An analysis of council spend on museums, galleries, libraries, and local arts support has found that spending has been reduced by almost £400 million over the last eight years.

The County Councils Network (CCN), who conducted the research, found that residents in county areas have seen the heaviest reductions, with councils in shire counties and rural areas reducing their spending in these services by 30 per cent or £187 million since 2011, higher than anywhere else in England.

Warning that cultural cutbacks will continue if no resource is made available to local authorities in this year’s Spending Review, the CCN says that upper-tier county local authorities are now spending an average of 65 per cent of their budgets on adult social care and children’s social service alone, leaving council leaders with ‘little option but to re-route funding from other ‘highly-valued’ discretionary service’. This, more often than not, includes areas like arts, libraries and culture.

Library services dominate these reductions, with county authorities reducing the most  – down by £124 million since 2011. At the same time, library visits in rural areas have reduced by 34 per cent since 2011. Upper-tier county local authorities also record the biggest percentage reduction in arts spending – down by 70 per cent (£22 million) and reduced expenditure on museums and galleries by £19 million.

County leaders say that the funding pressures they face leave them ‘between a rock and a hard place’ and argue that if government provided enough funding for care services this year in the Spending Review, it would prevent more cutbacks in cultural spend. However, the CCN warns that this trend in decreasing spend on these services is set to continue because its county authorities face a ‘triple whammy’ of being the lowest funded upper-tier councils, withstanding the sharpest reductions in government grant funding over the last four years, and face the biggest growth in demand for care services.

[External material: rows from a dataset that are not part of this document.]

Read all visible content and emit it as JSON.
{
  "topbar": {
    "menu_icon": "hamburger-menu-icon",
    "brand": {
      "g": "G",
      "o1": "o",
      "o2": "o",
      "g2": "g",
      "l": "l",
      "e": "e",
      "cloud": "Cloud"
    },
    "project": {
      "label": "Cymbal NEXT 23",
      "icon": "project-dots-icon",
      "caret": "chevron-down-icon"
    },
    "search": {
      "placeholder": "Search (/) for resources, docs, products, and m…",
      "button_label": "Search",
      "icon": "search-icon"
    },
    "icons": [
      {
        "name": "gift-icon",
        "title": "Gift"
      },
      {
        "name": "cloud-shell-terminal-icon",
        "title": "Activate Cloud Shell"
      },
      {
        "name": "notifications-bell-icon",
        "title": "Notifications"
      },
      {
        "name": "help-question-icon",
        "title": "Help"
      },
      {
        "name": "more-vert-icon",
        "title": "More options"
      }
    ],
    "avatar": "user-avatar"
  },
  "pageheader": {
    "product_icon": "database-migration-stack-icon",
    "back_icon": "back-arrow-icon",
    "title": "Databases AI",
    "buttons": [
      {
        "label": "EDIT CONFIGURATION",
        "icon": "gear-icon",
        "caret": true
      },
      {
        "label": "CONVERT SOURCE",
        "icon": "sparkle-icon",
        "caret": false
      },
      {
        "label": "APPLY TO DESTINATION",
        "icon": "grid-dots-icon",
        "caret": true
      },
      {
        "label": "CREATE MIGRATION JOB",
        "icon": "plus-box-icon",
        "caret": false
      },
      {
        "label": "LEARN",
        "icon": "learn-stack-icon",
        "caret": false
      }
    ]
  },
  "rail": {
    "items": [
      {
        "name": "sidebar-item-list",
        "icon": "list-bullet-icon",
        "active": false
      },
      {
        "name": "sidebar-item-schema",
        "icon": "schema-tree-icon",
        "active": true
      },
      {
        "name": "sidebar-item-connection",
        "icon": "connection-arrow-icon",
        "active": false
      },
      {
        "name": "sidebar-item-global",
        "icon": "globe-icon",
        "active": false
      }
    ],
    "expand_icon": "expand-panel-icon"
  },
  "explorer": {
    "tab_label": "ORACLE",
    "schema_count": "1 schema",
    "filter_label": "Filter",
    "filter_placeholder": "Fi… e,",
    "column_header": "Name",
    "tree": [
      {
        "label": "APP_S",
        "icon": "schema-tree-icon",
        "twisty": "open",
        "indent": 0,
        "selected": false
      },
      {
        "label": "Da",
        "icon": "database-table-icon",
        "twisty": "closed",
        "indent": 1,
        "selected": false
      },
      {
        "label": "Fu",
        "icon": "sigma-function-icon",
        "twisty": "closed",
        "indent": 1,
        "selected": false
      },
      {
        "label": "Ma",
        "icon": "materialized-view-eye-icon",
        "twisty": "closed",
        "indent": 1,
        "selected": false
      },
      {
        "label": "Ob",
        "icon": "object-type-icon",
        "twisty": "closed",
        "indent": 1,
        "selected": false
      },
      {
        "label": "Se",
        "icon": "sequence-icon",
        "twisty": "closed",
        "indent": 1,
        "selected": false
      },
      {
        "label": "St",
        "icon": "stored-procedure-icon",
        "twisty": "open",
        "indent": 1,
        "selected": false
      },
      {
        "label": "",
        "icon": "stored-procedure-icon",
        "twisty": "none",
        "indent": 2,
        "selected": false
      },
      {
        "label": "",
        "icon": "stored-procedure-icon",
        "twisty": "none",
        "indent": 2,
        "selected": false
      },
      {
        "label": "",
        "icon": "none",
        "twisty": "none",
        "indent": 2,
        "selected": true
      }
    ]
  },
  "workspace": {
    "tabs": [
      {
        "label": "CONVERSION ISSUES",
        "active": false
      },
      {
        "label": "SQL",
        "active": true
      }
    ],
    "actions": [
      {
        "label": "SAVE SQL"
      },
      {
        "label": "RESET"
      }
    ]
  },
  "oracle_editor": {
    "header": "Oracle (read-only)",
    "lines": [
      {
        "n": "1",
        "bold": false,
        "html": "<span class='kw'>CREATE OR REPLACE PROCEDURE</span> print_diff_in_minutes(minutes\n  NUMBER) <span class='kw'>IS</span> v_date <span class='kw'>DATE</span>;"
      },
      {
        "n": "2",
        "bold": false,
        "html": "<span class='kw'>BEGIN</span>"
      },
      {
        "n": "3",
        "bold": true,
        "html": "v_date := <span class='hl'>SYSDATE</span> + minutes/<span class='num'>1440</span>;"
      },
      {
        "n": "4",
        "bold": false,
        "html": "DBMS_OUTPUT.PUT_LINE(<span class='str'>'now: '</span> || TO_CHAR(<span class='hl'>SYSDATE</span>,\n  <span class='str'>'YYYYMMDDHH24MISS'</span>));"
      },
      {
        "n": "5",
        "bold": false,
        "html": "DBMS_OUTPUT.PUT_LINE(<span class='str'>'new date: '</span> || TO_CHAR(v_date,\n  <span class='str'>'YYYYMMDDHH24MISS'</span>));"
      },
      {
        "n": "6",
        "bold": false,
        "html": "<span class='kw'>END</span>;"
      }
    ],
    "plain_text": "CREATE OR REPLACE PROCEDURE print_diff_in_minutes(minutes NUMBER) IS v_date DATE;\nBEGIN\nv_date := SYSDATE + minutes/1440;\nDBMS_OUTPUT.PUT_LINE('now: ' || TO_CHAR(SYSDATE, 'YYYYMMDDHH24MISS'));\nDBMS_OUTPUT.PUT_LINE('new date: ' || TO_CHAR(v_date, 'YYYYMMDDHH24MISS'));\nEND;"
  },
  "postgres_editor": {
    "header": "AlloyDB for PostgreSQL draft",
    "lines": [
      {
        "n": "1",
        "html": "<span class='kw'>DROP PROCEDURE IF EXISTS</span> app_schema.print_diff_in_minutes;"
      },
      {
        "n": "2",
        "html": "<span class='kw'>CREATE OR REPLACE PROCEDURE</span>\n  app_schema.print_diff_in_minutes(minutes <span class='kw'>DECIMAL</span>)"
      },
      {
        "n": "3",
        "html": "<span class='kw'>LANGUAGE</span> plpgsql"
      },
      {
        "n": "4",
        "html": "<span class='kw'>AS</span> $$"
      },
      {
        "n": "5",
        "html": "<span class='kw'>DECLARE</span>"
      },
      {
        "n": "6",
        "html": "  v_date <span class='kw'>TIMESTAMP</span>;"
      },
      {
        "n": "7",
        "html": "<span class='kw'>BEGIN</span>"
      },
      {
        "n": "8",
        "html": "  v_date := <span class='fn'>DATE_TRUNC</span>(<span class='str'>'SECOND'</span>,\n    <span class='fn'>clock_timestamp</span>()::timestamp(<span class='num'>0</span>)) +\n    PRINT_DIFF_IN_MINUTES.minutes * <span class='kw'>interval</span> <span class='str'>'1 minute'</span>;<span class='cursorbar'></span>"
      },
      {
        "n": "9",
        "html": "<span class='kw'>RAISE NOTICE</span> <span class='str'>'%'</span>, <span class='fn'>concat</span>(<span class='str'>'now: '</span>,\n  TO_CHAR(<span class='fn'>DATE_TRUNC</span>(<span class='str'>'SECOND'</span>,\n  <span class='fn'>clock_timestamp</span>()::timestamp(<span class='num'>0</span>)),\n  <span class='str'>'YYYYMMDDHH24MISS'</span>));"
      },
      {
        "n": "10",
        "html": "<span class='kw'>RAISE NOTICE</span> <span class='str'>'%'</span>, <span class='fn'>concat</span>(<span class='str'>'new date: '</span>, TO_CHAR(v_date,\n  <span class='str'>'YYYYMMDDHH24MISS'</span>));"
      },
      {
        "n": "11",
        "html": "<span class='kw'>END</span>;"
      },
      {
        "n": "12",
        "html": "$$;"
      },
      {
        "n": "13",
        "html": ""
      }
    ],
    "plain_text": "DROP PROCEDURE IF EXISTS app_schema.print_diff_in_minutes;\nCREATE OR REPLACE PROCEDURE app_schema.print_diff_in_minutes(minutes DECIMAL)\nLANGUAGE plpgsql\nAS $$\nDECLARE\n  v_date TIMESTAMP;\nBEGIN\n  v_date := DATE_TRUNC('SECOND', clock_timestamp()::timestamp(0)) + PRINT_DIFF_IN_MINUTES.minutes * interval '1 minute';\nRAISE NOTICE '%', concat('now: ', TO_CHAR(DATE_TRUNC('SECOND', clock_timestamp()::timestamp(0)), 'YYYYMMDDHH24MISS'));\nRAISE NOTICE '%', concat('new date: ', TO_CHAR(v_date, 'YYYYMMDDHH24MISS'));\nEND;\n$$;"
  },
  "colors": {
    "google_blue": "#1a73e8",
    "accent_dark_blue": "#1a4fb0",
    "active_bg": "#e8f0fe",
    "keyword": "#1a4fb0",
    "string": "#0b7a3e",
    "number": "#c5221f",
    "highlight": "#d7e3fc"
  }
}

Philip Atkins, vice-chairman of the County Councils Network and leader of Staffordshire County Council, said: “Increasing demand for care, at a time when councils are experiencing significant funding reductions, leaves local authorities between a rock and a hard place on these hugely important but non-care services. Councils play a major role supporting local cultural and arts organisations, and provide excellent libraries and museums. That support has not dried up completely – we spent £1 billion on these services last year, whilst austerity has provided the impetus for many areas to innovate in delivering more with less. In Staffordshire, for instance, more than 20 of our libraries are community run.
 
“Yet with the unprecedented demand for care services continuing, we have regrettably had to shift funding from other areas to fulfil our statutory duties and more importantly protect the elderly and vulnerable. This trend is happening across all local councils, but is felt more in shire areas, where the average county spends two-thirds of its budget on care services. Whilst we accept this year’s finance settlement, the government must provide extra resource in the Spending Review and fairer funding for counties in the Fair Funding Review so we can preserve these highly-valued services alongside delivering care. If not, we will have little choice but to continue to cut expenditure on culture; and there needs to be an honest discussion on what role councils are expected to play in their communities as the current trends that have seen us spend more on care and less on other services shows no signs of abating.”